Belfast Telegraph

Monday 22 September 2014

Bloody Sunday: Saville witnesses who told lies may face perjury trial

Relatives of those shot dead on Bloody Sunday wave to crowds after reading a copy of the long-awaited Saville Inquiry report, outside the Guildhall
Families of the victims of the Bloody Sunday shootings march from the Bogside to the Guildhall holding photographs of their relatives, to gain a preview of the Saville Report on June 15, 2010
A youth is arrested at gunpoint by a Paratrooper in Derry on Bloody Sunday Picture by Fred Hoare

Perjury charges could be brought against a number of witnesses who provided evidence to the Bloody Sunday inquiry, it has emerged.

The Public Prosecution Service (PPS) said Lord Saville’s report refers to certain witnesses providing evidence to the inquiry which they knew to be false.

A PPS spokeswoman said that since some of that evidence was given to the inquiry sitting in London, the PPS is now in consultation with the Crown Prosecution Service “in regard to any possible offences that arise”.

The Saville report into the atrocity in Londonderry in 1972 said some of the British soldiers who opened fire on crowds at a civil rights demonstration later lied about their actions.

Some families of victims have said they are keen for criminal charges to be brought following Lord Saville’s report. If further legal action is brought, it could increase divisions between nationalists and unionists, who are opposed to any further legal action being taken.

Yesterday a former British commander said the paratroopers acted like Nazi stormtroopers.

Colonel Richard Kemp said his immediate feeling on hearing the findings of the Saville Inquiry was that guilty soldiers should be jailed for a long time.

“I think that the actions we have heard described are much more like the actions of Nazi stormtroopers than British paratroopers,” he said.

Col Kemp, who commanded all British troops in Afghanistan, thought the report into the massacre should see the full wrath of the law brought down on the killers.

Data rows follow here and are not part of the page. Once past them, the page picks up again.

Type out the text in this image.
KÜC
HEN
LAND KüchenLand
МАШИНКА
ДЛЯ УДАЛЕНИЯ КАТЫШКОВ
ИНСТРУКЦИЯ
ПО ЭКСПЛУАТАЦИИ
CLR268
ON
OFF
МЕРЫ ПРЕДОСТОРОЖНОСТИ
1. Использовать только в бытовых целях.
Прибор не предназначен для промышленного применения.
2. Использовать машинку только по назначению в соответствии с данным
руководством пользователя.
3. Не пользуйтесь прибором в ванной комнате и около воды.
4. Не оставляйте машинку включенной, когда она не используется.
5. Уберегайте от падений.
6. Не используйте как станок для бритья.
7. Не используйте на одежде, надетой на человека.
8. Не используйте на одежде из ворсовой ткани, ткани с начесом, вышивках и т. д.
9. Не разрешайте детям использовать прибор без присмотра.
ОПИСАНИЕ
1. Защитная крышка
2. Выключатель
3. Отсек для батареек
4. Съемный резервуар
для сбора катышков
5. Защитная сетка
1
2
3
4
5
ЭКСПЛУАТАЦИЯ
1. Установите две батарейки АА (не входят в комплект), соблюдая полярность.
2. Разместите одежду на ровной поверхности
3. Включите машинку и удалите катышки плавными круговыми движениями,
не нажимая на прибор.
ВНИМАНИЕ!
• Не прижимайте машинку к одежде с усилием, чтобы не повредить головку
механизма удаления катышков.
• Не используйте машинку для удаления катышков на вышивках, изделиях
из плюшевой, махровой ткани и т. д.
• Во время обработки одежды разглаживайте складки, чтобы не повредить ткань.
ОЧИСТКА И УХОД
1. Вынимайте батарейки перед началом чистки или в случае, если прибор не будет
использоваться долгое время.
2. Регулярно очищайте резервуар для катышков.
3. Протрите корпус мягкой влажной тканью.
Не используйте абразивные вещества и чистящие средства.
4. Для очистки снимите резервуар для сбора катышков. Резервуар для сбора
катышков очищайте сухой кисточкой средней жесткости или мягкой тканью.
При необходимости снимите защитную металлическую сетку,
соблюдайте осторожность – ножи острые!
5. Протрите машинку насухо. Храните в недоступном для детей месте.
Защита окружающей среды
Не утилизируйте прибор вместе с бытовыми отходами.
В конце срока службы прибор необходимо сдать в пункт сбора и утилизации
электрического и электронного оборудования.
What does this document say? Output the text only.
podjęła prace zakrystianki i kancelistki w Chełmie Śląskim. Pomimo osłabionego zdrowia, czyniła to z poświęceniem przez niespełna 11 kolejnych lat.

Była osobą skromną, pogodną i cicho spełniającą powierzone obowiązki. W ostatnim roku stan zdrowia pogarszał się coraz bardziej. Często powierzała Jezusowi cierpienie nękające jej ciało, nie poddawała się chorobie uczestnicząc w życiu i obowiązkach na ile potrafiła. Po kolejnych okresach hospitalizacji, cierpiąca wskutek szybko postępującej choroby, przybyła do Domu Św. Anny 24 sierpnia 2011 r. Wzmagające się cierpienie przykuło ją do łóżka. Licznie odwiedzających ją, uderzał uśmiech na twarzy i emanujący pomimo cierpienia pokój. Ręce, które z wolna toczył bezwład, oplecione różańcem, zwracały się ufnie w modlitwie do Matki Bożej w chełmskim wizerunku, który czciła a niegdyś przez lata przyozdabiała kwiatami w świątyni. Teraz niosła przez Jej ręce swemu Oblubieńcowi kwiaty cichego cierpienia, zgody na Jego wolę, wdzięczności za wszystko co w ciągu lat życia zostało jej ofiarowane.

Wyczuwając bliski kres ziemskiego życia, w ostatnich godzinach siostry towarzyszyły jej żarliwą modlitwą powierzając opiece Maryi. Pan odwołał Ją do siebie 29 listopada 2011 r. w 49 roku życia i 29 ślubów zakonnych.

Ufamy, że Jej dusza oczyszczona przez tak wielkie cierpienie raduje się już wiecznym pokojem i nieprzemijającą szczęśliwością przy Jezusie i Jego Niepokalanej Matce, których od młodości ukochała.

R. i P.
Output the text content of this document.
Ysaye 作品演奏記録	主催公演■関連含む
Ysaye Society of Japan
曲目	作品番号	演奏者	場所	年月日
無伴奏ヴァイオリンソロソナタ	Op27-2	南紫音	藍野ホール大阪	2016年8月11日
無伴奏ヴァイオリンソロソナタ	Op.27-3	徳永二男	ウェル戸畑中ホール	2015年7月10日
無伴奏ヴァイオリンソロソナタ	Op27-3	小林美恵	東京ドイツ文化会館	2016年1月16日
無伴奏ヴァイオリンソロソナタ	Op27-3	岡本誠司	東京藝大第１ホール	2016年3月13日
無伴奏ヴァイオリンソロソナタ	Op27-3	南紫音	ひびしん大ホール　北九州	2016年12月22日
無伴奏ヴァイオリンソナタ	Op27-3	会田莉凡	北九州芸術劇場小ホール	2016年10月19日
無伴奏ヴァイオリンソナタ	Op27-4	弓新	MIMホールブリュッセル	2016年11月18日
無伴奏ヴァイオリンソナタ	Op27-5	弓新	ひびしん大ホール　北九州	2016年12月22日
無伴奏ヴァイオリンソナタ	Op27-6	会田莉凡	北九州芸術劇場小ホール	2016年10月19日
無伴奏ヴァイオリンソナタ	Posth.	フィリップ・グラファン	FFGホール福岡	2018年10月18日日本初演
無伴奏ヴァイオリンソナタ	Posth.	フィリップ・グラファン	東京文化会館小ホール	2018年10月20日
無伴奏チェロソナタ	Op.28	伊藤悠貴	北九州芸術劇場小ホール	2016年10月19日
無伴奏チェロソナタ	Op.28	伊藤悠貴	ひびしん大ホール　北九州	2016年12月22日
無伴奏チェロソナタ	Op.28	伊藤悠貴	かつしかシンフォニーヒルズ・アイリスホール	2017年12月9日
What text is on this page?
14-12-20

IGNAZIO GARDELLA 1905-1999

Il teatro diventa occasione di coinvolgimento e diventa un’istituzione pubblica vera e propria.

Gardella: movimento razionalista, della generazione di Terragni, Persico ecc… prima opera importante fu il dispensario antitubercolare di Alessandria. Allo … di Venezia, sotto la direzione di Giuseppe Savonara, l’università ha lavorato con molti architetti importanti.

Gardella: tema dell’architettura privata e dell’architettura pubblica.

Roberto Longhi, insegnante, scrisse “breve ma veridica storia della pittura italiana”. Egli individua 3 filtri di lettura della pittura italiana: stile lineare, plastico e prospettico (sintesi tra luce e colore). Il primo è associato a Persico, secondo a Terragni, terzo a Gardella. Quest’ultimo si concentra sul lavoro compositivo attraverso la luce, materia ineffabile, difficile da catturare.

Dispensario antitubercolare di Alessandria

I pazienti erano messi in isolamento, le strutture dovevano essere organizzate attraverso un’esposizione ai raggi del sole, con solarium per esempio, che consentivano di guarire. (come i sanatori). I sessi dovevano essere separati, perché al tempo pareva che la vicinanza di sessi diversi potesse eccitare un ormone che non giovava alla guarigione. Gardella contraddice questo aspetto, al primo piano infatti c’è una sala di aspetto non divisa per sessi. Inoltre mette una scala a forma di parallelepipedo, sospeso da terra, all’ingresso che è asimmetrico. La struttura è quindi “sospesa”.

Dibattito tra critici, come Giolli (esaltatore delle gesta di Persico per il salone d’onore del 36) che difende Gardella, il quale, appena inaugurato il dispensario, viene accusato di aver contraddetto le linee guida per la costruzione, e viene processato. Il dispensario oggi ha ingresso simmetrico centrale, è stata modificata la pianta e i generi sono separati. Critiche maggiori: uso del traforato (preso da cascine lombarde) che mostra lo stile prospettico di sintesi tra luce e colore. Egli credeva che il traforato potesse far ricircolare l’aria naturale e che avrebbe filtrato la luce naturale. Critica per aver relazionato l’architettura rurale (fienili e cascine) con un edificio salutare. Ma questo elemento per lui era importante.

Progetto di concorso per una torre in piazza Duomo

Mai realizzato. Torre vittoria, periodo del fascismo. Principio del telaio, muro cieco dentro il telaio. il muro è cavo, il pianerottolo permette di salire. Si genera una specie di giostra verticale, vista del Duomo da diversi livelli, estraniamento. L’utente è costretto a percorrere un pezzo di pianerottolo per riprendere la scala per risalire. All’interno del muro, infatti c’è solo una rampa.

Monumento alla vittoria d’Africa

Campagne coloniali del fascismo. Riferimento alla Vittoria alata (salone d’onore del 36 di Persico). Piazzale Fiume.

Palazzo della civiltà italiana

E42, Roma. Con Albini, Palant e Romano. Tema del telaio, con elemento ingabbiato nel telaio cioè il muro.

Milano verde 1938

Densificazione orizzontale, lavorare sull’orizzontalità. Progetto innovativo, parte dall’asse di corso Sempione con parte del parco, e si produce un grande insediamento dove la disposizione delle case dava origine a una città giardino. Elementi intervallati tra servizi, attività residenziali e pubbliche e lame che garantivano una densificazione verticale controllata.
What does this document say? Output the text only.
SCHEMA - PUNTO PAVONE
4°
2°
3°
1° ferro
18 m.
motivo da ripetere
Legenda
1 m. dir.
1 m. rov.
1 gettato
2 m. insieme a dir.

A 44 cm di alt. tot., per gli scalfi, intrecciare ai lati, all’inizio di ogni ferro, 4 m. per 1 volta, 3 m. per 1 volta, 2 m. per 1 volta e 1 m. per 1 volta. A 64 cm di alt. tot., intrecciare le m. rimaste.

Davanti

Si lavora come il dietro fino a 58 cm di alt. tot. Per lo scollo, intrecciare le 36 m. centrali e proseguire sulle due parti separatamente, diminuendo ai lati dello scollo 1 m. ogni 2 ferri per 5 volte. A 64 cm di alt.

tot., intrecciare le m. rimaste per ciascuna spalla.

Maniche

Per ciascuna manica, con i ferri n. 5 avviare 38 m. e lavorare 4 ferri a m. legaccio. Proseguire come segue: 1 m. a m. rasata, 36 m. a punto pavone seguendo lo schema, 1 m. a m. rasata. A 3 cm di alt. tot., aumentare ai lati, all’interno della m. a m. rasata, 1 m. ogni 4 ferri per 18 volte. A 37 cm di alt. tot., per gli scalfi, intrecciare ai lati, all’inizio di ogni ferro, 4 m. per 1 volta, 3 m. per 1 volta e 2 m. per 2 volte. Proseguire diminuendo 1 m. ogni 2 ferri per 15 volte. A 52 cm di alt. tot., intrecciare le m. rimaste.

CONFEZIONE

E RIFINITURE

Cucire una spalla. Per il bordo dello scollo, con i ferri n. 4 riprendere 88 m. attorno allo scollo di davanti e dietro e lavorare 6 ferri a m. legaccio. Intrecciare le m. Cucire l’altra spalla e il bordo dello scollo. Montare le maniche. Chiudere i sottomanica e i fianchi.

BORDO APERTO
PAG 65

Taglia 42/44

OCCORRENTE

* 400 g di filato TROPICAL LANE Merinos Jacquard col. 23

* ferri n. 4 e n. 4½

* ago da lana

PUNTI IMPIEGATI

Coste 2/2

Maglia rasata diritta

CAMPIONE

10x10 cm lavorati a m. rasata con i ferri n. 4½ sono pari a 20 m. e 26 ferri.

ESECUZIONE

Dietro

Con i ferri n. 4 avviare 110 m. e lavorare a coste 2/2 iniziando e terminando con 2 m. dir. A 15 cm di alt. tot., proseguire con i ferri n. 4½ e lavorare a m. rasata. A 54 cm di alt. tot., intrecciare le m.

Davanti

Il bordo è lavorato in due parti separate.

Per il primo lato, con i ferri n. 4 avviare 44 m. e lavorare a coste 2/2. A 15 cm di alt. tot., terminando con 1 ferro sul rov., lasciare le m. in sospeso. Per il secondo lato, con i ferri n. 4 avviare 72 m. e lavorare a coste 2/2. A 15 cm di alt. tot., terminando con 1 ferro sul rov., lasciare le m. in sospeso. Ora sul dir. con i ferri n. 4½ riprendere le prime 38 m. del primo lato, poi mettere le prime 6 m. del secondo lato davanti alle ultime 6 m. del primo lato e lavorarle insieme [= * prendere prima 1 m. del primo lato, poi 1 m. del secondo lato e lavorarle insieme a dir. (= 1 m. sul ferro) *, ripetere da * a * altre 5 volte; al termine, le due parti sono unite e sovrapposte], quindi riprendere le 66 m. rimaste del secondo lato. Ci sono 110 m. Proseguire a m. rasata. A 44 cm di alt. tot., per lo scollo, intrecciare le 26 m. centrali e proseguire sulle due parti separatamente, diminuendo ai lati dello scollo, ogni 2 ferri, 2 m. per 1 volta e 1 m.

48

David Cameron’s public apology on Tuesday for what he described as the “shocking” events on Bloody Sunday has split opinion within the Army.

On an unofficial Army internet forum many soldiers have posted their opposition to the Prime Minister’s apology.

“Cameron does not speak for me. And this on the day we lose two more in Afghan,” one said.

Another added: “Very disappointing bit of grovelling from Cameron. I thought we had left the meaningless apologies behind us when the previous shower were turfed out.”

One soldier said: “Got quite emotional when I saw the news. Sold out again. The whole Army has been insulted. Don’t know why we bothered.”